Lebanon may be a small player in the Middle East, but it has long served as battle arena for the region's heavyweights. Syria, Iran, Saudi Arabia and Israel, along with the United States and France, have all battled for supremacy on its soil. As the Middle East realigns itself in the wake of serial revolutions, many actors will be eyeing Lebanon's war-prone sectarian militias once again. Mikati, who like the Hariris is a Sunni from Tripoli, is viewed with distrust by many who feel he betrayed his constituency when he joined hands with Shi'ite Hizballah. His oft-repeated assurances that he wants what is best for Lebanon along with his vague stance on the STL have won him grudging support, at least temporarily. "At the moment, Mikati has calmed the waters," says Paul Salem, director of the Beirut-based Carnegie Middle East Center. "If he can keep Lebanon on course we have a real chance at continued stability. But there is a mine ahead: the STL indictments. Is it going to be huge? We don't know."

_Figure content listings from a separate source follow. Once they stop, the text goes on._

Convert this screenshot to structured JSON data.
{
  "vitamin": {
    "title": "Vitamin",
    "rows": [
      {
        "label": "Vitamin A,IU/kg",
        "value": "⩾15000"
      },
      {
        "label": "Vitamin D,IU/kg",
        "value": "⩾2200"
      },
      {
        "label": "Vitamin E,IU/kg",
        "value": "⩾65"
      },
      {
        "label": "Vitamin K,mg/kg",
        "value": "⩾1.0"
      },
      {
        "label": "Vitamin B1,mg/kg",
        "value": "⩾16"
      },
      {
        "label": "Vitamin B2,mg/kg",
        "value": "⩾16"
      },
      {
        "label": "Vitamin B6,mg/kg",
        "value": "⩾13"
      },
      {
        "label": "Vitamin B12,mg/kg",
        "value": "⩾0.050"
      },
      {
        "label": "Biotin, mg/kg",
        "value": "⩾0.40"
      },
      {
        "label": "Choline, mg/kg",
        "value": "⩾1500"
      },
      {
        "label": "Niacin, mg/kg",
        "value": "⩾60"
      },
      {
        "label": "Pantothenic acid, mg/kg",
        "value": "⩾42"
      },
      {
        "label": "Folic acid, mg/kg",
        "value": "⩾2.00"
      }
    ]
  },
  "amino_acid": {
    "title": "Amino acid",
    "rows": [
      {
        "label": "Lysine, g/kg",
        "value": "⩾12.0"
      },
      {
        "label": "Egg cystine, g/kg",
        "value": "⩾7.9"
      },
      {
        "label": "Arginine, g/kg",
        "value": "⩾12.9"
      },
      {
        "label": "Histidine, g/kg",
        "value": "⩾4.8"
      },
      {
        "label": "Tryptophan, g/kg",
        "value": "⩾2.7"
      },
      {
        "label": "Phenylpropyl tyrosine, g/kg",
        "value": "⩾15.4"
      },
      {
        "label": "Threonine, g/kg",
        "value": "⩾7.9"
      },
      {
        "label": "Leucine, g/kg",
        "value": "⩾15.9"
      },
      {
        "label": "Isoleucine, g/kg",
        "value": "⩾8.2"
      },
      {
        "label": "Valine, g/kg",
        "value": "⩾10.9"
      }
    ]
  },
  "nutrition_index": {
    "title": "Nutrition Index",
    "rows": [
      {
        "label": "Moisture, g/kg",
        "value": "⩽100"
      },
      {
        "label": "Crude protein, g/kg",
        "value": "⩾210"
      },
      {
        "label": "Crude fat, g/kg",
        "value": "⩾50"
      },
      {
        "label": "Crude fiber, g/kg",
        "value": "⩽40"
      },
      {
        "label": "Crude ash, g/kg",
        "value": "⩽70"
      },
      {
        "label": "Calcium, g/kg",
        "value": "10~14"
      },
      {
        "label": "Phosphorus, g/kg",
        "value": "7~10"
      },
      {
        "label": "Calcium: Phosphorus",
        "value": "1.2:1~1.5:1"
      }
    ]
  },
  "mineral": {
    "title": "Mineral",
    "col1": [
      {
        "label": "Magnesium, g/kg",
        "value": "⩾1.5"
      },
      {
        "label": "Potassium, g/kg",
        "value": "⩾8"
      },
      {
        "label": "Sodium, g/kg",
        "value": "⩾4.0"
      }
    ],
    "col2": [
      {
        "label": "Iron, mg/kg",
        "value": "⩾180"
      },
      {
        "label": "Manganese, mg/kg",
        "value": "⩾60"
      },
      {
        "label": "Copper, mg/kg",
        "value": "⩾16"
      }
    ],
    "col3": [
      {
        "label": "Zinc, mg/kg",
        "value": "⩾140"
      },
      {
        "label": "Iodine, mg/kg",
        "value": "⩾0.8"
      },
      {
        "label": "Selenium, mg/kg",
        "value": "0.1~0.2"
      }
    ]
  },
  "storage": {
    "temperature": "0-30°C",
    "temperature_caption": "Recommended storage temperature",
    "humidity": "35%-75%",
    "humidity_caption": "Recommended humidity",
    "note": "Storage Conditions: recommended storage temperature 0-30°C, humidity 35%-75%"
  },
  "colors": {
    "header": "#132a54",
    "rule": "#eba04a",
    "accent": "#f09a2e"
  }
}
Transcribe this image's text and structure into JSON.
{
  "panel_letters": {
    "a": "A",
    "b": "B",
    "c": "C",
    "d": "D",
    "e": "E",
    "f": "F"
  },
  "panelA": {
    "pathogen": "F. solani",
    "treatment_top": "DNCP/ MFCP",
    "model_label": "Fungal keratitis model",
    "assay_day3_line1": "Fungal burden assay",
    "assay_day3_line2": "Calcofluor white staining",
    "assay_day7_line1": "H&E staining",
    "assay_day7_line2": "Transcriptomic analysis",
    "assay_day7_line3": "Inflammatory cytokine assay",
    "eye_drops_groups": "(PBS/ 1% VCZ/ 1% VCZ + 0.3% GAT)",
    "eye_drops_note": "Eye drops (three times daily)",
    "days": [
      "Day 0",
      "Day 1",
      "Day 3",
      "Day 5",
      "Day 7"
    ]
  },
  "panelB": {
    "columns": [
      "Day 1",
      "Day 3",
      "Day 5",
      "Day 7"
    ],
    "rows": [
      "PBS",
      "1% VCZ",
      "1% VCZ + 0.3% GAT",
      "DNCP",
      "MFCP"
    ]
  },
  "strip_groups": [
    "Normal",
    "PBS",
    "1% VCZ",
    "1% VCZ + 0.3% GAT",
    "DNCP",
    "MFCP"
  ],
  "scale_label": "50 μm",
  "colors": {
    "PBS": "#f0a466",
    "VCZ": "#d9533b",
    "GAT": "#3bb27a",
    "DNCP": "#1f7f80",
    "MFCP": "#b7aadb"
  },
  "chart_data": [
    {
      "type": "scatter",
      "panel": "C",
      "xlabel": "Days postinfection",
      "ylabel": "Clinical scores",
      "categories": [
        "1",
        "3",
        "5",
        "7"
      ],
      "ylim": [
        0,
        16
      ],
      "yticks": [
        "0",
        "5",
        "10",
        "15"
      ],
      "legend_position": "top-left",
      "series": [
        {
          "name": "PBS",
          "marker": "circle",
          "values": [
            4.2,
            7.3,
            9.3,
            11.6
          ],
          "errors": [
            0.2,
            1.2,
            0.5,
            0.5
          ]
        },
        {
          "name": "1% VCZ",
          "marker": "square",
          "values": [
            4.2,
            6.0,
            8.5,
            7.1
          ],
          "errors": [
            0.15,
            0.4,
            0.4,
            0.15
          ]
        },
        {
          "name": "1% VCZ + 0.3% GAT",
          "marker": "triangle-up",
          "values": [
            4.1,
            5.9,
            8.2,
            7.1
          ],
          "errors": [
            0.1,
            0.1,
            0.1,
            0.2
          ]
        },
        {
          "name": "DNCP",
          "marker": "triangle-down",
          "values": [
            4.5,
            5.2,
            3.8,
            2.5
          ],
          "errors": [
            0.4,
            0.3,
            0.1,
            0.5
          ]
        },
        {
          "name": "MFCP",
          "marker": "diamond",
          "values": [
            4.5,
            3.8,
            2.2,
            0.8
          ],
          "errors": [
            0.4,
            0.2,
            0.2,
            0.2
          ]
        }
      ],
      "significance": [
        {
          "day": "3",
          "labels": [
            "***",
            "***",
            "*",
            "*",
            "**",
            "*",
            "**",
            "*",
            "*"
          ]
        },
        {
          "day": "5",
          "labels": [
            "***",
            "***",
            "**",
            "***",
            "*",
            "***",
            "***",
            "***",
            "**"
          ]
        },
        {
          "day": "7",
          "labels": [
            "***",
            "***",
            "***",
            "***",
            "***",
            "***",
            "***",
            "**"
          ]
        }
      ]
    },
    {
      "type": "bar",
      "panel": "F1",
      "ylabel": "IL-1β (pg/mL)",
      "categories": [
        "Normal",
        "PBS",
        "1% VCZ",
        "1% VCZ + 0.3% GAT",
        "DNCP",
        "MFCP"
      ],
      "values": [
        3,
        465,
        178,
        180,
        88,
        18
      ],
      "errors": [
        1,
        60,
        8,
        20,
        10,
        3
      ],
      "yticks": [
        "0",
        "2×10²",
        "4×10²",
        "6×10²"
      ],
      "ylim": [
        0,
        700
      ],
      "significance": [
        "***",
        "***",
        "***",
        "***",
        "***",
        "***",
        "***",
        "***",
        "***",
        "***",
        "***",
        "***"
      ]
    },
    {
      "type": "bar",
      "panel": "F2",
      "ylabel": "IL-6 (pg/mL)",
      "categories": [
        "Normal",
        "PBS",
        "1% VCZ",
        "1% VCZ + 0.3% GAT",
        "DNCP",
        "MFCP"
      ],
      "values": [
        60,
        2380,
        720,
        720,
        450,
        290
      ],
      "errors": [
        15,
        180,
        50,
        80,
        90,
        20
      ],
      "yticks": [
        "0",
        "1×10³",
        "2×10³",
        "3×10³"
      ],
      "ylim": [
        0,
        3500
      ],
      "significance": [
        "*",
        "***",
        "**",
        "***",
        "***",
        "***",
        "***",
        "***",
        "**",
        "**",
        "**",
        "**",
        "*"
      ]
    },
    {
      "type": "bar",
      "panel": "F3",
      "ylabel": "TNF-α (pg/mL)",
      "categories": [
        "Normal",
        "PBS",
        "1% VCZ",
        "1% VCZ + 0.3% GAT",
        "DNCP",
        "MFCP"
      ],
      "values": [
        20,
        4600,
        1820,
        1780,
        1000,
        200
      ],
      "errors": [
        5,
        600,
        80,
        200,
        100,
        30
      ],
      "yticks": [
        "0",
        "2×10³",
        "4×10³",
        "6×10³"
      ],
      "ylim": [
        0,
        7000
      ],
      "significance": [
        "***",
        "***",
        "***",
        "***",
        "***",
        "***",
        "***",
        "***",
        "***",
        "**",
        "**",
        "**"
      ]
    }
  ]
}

For Hizballah, the solution is simple: Disavow the tribunal. When it was first formed by the U.N. Security Council in 2007, the tribunal was welcomed by all Lebanese parties. Then, it was widely assumed that Syria, which had maintained a military presence in the country since the beginning of the civil war in 1975, would be found at fault. But a series of high profile resignations, media leaks and the near certainty that Hizballah would be fingered in some way has drawn condemnation from the group, which now denounces the tribunal as a tool of the United States and Israel and has demanded that the Lebanese government end its cooperation.

Though the tribunal's leadership has offered no details of the investigation, rumors abound that conclusions may be in part based on evidence gathered from a telecommunications network that Hizballah claims has been compromised by Israeli agents. "We all want to know who killed Hariri," says Omar Nashabe, an outspoken and independent journalist who has been covering the tribunal since its inception for the Lebanese daily Al-Akhbar, of which Mikati is a major shareholder. "But all these elements make me think that the tribunal is not functioning according to the highest standards of international criminal justice, and is instead functioning to serve the interests of the western powers that created it."